As you know, chronic diseases, like rheumatoid arthritis (RA) are progressive, meaning they will get worse over time. As a parent with a chronic disease, do you wonder if it prevents you from being the kind of parent you want to be?
From experience, I can tell you that raising kids while struggling with RA is no cakewalk. Pain, fatigue and stiffness are still my daily realities and they make parenting a challenge.
As you know, being a parent means you draw attention away from yourself and you give it to your children because they need you. That can be especially difficult when you are dealing with chronic pain, disease symptoms and fatigue. Further, you are not the only one who suffers from the effects of your disease. Children whose parents living with a chronic illness and/or chronic pain condition have many questions about the effects of chronic and while this can be difficult, it is important for parents to ease their children’s fears about chronic illness and pain.
I am mother to a four year old and a teen. My four year old understands that mommy hurts and I find that on the days I am dealing with high levels of pain, he responds by acting act. My thirteen year old has questions about the future and whether things will get worse for me. I respond by telling them that I will be do everything I can so that I don’t get worse. He worries about schedules and routines and often asks how he can help. He wants to know who will care for his brother and him and he wants to know that someone will. What I have learned is that my honesty holds me credibility than telling him that “I don’t know” or that “I will be better tomorrow” when that may not be true.

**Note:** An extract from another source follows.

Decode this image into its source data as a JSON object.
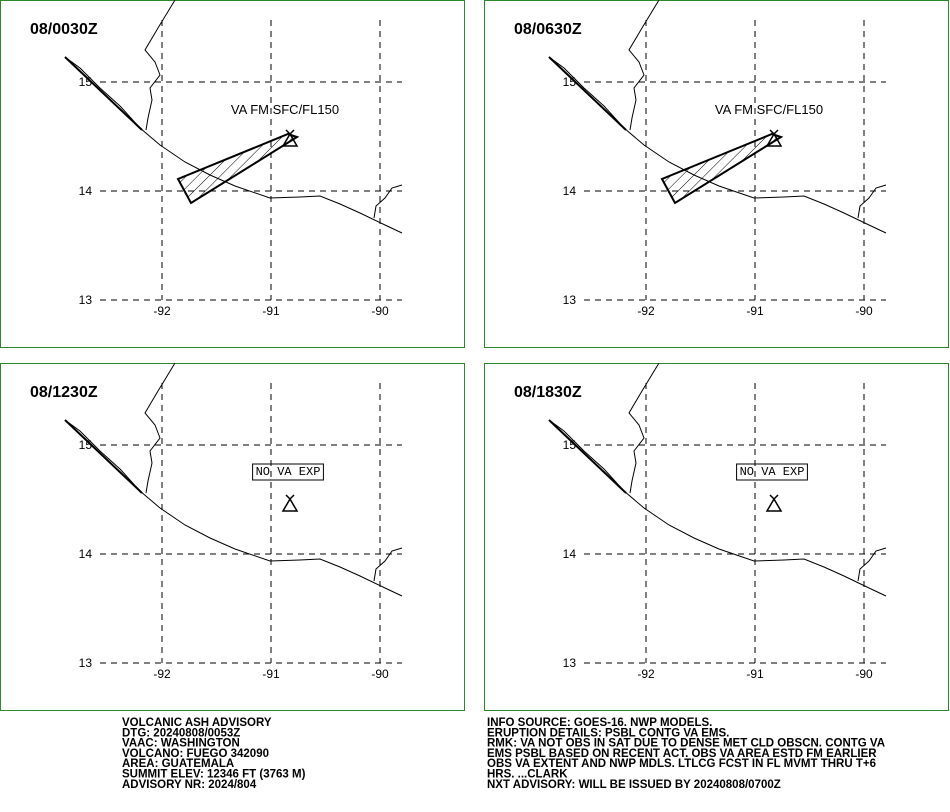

I know that as my kids get older and my RA worsens their questions will change and I don’t know what my responses will be. I just know that life for us isn’t normal or easy because I am not healthy. What I do know is that my children understand empathy a lot more than their peers do. I also know that as they get older they will learn to deal with life’s obstacles with the lessons we have learned as a family dealing with effects of RA on our lives. For now, I try to offer than normalcy as often and as best as I can.
The best any parent living with chronic illness can offer to their children is to share their good days and good moments and prepare them for when bad days arise. It is also important to stay on top of your children’s moods and behaviors because they are just as affected as you are emotionally. However, their responses will be different than ours.
So, parenting with chronic illness can be hard but the good news is that new medicines for treating autoimmune diseases can halt joint destruction and reduce the chances of disability significantly. Moreover, early and aggressive treatment can improve the quality of life for parents with chronic disease and hopefully help them to avoid disability.